The PCBS said a U.S. ban on proprietary trading, known as the Volcker rule, has shown it is difficult to define and prohibit such trading, and it would impose an extra burden on UK regulators who already have to enforce a complex separation of banks' retail operations.
"The Banking Commission does not feel it appropriate to recommend the immediate prohibition of proprietary trading," said Andrew Tyrie, chairman of the PCBS.
But he did not rule out a ban in the future.
"Were this approach to prove ineffective, further measures, including prohibition, could be desirable," he said in report released by the PCBS.
There has been limited support for a "Volcker rule" in Britain, which is pushing through plans to shield retail banking arms from riskier investment banking activity, called Vickers reform, as a way to safeguard taxpayers and depositors from any future banking troubles.
Incoming Bank of England Governor Mark Carney last month said there was no need to add a Volcker rule, citing the difficulty in drawing a line between market-making and proprietary trading.
The PCBS is finalising its report on banking standards, and its proposals could be added to a banking reform bill currently being discussed in Parliament.
UK banks told the PCBS they do not engage in proprietary trading and said they do not want to, but Tyrie said that could change: "At a time when banks are under less intense scrutiny, proprietary trading could re-emerge as a greater risk."
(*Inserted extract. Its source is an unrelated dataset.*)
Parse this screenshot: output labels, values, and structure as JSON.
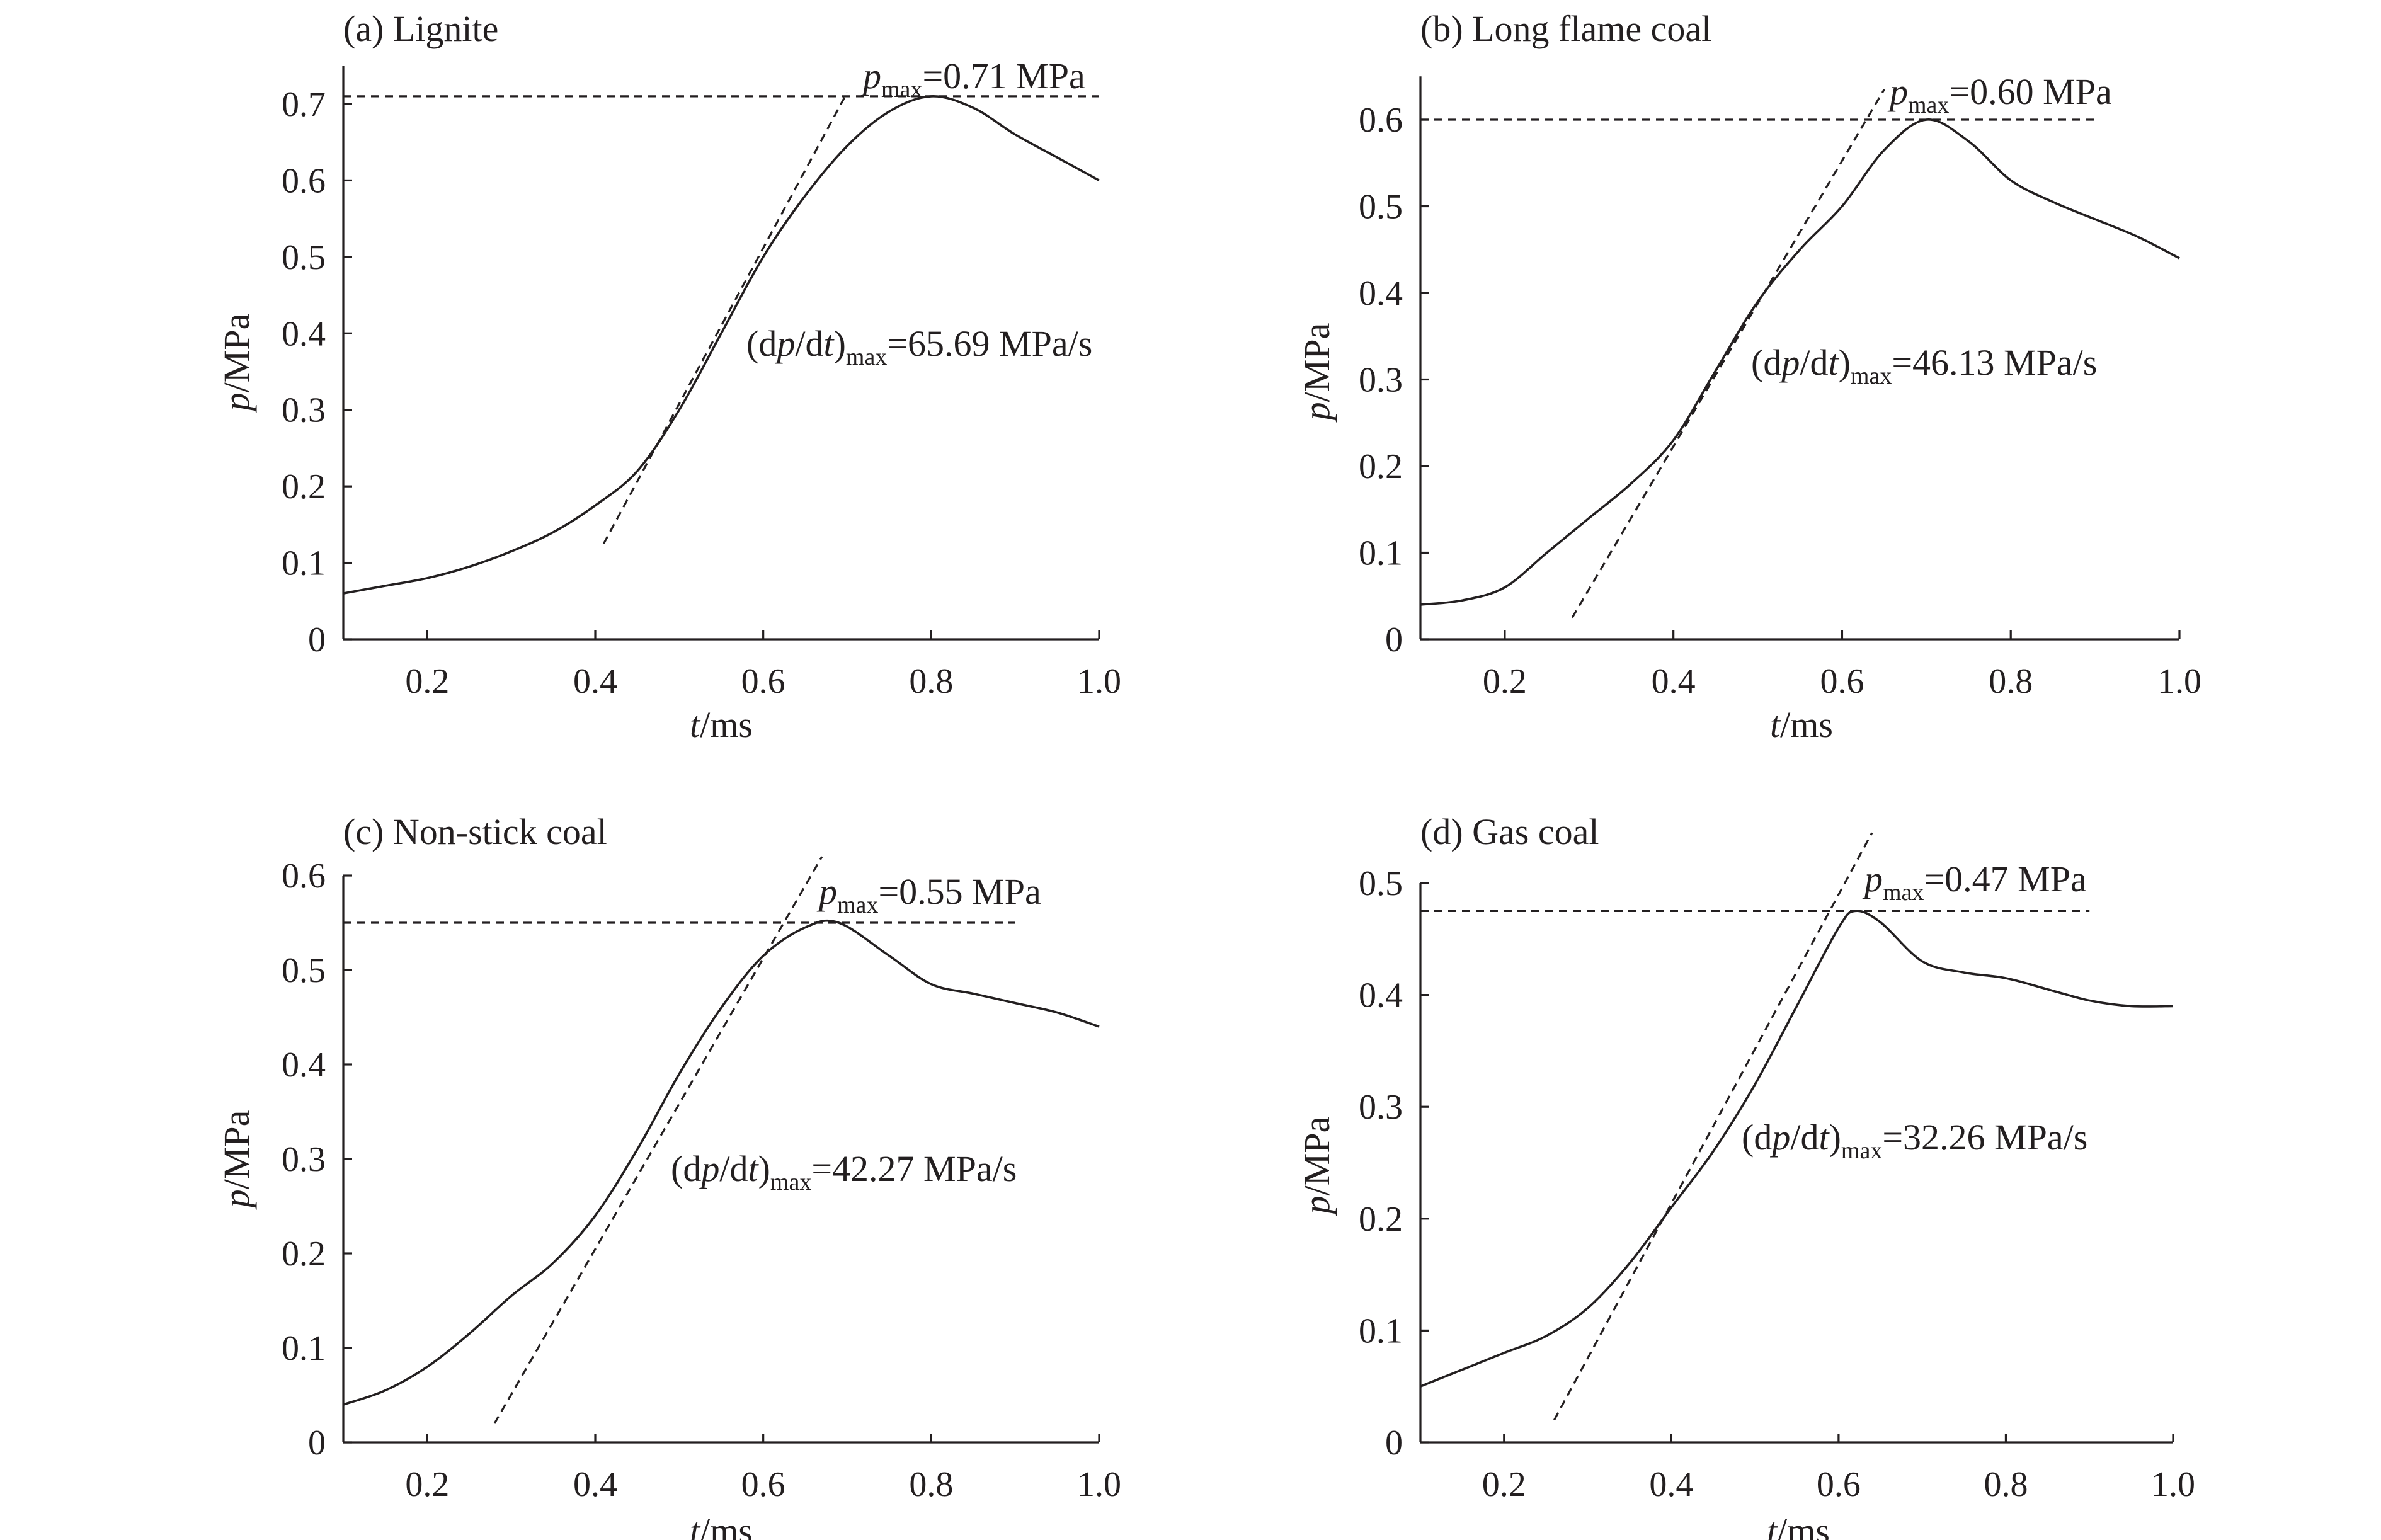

He said proprietary trading was not a suitable activity for a bank, and could lead to conflicts of interest, have harmful cultural effects and raise pay expectations.
The Prudential Regulation Authority, which takes over UK financial regulation in April, should pay close attention to big trading units and volatile revenue flows, and if it spots potential proprietary trading it should use capital add-ons or other methods to incentivise the firm to exercise tighter control, Tyrie said.